# Changes to Export Dialog...what did I do??



## MMarz (Oct 5, 2008)

*** LR/Mogrify Stopped working after update - what did I do??*

I use two main Plugins.. LR/Mogrify and the Upload to Zenfolio dialog.

Prior to this morning, both of these plugins were displayed on the Export dialog window and there was a small window in the lower left corner that allowed me to choose the Post Process Actions, with Mogrify features there-in, and the features I actually wanted displayed on the right side..

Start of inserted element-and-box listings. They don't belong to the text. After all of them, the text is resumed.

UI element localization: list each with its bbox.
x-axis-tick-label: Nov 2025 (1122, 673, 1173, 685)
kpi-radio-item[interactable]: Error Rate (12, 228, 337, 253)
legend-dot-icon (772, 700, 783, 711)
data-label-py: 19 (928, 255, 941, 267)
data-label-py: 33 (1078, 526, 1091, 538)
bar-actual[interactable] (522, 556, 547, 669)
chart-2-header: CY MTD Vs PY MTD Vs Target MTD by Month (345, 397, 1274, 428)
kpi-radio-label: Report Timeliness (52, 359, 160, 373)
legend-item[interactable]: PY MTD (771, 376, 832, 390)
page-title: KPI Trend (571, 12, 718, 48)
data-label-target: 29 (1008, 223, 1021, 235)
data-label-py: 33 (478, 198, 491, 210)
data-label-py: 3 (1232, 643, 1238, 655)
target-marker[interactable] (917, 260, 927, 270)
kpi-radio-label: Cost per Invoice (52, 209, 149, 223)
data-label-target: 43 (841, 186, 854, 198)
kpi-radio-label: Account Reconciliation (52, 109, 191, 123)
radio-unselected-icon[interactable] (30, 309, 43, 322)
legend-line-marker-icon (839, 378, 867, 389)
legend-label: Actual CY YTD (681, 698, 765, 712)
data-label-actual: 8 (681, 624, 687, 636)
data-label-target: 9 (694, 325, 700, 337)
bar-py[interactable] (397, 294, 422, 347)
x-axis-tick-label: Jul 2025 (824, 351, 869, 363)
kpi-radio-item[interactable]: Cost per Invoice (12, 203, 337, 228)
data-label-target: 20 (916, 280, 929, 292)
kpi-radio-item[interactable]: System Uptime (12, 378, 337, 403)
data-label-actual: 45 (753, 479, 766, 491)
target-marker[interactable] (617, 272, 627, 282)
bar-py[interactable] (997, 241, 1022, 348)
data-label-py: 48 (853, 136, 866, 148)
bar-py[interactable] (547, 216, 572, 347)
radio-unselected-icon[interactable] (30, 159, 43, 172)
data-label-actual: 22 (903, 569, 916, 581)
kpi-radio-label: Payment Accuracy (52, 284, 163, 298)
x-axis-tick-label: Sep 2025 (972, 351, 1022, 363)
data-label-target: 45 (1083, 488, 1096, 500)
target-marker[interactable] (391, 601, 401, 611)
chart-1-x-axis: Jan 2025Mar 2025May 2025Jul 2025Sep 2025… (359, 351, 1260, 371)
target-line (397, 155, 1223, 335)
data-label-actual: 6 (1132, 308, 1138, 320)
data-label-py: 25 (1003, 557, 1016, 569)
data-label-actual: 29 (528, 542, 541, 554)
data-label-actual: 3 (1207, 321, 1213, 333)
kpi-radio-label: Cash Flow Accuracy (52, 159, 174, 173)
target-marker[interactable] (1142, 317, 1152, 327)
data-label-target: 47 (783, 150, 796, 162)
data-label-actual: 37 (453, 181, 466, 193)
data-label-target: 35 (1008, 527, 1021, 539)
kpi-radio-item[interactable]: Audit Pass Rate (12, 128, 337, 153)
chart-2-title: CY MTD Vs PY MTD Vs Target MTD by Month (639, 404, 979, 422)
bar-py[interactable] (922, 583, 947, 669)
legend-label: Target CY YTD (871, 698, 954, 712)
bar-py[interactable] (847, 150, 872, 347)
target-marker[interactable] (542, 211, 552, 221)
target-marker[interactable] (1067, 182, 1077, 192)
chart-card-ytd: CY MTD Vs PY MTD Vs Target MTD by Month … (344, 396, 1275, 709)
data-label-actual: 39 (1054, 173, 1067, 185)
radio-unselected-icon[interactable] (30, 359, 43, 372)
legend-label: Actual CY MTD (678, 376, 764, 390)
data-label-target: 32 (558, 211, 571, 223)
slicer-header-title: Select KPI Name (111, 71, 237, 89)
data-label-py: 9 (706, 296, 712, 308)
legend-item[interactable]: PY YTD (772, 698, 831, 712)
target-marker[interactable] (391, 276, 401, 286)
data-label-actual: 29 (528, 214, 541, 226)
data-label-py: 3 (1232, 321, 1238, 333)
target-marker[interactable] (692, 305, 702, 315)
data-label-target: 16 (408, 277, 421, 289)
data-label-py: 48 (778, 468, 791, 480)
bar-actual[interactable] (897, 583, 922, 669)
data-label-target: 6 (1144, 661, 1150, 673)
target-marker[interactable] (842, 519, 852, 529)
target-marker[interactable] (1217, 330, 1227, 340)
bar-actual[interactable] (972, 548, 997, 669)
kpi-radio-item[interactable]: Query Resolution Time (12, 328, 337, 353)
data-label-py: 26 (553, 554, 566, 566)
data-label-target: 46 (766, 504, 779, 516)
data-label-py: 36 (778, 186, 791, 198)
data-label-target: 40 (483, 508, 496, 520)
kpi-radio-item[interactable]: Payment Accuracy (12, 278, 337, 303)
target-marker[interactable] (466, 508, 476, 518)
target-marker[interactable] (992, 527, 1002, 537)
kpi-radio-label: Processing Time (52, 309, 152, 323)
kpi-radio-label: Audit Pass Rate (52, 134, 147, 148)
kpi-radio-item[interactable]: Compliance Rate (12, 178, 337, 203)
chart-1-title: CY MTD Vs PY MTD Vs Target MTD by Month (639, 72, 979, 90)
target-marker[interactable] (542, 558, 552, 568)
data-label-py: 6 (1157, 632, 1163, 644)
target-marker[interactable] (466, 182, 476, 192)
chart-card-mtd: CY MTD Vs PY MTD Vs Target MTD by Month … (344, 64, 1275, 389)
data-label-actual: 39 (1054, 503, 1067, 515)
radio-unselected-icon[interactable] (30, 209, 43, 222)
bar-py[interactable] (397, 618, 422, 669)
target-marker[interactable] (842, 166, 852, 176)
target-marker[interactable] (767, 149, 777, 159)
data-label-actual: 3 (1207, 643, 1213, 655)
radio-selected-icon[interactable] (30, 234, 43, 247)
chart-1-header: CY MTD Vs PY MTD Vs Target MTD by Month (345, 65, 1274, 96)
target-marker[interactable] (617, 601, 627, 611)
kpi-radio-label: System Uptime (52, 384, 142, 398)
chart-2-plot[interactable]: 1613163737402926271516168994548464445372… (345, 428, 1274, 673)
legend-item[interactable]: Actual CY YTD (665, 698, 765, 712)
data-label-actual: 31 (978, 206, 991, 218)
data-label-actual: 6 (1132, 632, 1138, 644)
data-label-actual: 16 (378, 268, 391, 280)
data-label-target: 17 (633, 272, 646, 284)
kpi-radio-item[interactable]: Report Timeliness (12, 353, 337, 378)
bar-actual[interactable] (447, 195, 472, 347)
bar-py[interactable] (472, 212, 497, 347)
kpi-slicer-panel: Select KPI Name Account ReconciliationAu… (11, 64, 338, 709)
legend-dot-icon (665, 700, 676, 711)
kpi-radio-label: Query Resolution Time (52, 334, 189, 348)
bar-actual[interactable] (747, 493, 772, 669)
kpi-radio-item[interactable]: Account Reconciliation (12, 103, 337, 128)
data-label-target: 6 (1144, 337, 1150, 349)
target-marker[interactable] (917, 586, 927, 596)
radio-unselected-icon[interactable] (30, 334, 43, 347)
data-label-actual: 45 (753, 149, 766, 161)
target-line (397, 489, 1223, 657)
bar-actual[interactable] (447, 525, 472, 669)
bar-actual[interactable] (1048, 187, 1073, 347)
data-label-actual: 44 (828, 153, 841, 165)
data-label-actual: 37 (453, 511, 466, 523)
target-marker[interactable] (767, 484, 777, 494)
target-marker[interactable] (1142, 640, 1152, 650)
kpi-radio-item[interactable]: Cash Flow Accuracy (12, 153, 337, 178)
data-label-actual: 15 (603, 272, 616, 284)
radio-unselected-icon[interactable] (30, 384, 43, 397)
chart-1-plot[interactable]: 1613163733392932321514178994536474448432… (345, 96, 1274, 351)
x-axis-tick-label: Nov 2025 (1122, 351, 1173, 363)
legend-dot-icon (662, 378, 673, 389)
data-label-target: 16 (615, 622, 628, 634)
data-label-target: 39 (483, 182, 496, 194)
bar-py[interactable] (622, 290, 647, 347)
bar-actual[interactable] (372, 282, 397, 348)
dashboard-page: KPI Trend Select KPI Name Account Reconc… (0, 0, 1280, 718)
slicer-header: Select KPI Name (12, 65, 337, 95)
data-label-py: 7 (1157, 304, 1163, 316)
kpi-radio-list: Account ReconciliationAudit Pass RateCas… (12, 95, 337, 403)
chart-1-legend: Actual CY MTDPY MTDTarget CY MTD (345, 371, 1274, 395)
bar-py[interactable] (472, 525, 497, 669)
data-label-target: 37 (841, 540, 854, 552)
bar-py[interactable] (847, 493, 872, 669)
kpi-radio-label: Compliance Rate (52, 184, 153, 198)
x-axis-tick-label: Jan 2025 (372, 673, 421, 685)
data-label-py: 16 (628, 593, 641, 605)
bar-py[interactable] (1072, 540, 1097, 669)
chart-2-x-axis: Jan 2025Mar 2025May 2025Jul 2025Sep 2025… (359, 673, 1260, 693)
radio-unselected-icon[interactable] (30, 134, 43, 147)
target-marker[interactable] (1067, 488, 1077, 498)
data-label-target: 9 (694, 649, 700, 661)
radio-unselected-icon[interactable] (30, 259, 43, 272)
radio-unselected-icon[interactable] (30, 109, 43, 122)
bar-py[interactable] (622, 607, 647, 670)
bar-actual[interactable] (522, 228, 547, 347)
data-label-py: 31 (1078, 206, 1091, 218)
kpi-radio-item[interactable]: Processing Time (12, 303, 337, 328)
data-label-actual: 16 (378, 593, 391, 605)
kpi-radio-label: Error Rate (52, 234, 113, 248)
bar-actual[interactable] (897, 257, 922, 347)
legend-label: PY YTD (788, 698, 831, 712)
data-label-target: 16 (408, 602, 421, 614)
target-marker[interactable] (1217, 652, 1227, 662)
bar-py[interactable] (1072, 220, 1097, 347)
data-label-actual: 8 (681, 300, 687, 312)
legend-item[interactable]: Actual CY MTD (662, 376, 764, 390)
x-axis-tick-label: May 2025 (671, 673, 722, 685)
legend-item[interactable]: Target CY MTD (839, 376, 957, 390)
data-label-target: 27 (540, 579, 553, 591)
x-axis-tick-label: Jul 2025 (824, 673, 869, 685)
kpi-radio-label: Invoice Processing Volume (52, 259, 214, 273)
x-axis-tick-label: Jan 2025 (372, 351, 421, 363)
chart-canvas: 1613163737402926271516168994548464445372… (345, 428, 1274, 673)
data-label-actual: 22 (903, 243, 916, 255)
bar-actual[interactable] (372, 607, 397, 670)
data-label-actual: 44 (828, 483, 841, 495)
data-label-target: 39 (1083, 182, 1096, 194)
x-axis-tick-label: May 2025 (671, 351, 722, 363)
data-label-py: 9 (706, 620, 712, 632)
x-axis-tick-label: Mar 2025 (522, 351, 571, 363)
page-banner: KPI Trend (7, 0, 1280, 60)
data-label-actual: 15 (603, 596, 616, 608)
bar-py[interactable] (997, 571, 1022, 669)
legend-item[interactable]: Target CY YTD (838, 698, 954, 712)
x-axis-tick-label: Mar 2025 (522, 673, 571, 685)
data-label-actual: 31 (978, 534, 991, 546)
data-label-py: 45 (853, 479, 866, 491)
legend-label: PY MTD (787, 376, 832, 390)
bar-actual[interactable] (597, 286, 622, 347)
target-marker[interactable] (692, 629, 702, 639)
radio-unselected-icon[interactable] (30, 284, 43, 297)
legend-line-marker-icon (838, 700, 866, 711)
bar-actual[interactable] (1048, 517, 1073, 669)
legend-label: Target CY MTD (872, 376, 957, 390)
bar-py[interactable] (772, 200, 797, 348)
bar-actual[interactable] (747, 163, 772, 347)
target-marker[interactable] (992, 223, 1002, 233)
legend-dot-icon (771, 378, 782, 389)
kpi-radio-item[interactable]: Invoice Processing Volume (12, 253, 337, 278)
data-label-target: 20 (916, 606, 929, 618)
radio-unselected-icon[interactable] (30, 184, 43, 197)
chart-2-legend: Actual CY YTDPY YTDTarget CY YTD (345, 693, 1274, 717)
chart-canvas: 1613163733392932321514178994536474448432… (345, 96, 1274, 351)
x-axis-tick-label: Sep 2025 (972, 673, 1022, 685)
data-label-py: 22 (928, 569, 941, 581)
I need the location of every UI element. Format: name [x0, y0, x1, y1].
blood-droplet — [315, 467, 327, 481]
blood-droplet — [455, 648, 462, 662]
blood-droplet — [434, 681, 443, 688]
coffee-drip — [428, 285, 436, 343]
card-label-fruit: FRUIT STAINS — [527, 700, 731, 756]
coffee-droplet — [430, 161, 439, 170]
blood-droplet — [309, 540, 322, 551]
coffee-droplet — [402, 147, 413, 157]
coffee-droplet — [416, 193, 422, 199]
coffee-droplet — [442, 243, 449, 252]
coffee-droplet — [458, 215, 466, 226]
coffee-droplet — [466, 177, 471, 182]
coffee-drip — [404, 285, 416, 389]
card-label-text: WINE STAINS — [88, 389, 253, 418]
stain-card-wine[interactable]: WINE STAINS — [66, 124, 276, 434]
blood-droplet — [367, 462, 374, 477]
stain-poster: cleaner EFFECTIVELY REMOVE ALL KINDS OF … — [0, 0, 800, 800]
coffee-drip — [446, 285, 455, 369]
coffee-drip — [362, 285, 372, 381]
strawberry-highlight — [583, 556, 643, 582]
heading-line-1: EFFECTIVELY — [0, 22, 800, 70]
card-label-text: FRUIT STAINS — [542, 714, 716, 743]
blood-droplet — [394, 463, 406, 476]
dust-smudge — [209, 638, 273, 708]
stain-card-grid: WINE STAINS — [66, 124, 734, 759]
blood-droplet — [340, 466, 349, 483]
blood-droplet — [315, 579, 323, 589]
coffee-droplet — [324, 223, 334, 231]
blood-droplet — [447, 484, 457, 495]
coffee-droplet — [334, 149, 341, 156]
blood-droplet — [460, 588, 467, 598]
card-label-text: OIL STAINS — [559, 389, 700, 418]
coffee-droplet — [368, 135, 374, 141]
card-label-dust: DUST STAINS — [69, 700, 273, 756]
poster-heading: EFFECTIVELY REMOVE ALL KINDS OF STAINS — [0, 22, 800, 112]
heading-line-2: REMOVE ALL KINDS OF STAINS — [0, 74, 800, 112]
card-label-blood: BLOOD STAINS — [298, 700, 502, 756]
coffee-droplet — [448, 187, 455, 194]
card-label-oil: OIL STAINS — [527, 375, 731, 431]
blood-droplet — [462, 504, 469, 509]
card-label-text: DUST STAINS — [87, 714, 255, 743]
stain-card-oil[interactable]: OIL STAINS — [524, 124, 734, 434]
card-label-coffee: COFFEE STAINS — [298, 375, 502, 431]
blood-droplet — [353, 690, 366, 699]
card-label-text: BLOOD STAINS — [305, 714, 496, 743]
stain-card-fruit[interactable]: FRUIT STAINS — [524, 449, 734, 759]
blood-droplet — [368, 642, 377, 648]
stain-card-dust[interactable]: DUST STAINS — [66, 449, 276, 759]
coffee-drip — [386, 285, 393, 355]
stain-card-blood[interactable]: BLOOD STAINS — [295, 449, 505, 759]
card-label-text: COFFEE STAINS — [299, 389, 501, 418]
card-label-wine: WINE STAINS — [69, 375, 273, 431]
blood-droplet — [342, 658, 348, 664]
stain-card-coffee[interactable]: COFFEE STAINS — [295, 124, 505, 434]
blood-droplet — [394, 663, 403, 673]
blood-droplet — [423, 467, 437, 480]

This morning I made a second donation to Timothy for the LR/Mogrify plugin and downloaded the most recent unrestricted version (v3.9' Unrestricted).  I extracted the files to the Modules folder where the old files were, renamed the old folder ".Old" then using the Plugin Manager added the new LR Mogrify plugin.  Next under the Path line in the Mogrify Configuration I pointed to the mogrify.exe file in the ImageMagick-6.4.2-Q16 folder that was already on my HD..  







I exported a single image (and then a 14 image set) with a Mogrify border, and other mogrify features and the Export seems to work fine after testing..This was the Export dialog..






But when I select an old Preset that utilized both Mogrify and the Upload to Zen features, I have an error that the mogrify plugin is "not installed on your computer or is not working properly".






And, unless I select the preset, I lost the ability to display the combined plugins..both Zenfolio and Mogrify options now only display independantly..  What did I do?

I've emailed this post to Timothy for support..  Hoping some here has some experience with the Plug-in...  but with 6'+ views I am starting to think my donation to help keep this plugin updated is wasted money.


----------



## MMarz (Oct 10, 2008)

Bump for some support!

Timothy, are you out there??


----------



## Victoria Bampton (Oct 10, 2008)

Hi Michael

I rarely use export plugins, but I'll give it a shot.  Tim's usually pretty quick to reply, but perhaps he's on holiday?

Questions, for a start:

1.  Which LR version?
2.  When you export with just Mogrify, does it definitely work correctly?
3.  Which Zenfolio plugin version?

It might be worth an email to Jeffrey - the piglets to combine exports are his baby, Tim's just worked along with him on that one.


----------



## MMarz (Oct 10, 2008)

Thanks Victoria -

I toiled over this for a bit last evening, and found the problem..  After making a donation, Tim's site takes you directly to the download page...for LR v1.x.  If you don't read very carefully, you miss the link to the LR v2.' download.  

Once done, and I removed the two old references to the Mogrify plug-in, life was good.  And, though I didn't receive it until this morning, Tim's email response told me what I had found out last night. 

Thanks to you and Tim for the direction!


----------



## Victoria Bampton (Oct 11, 2008)

Ah, well done Michael!


----------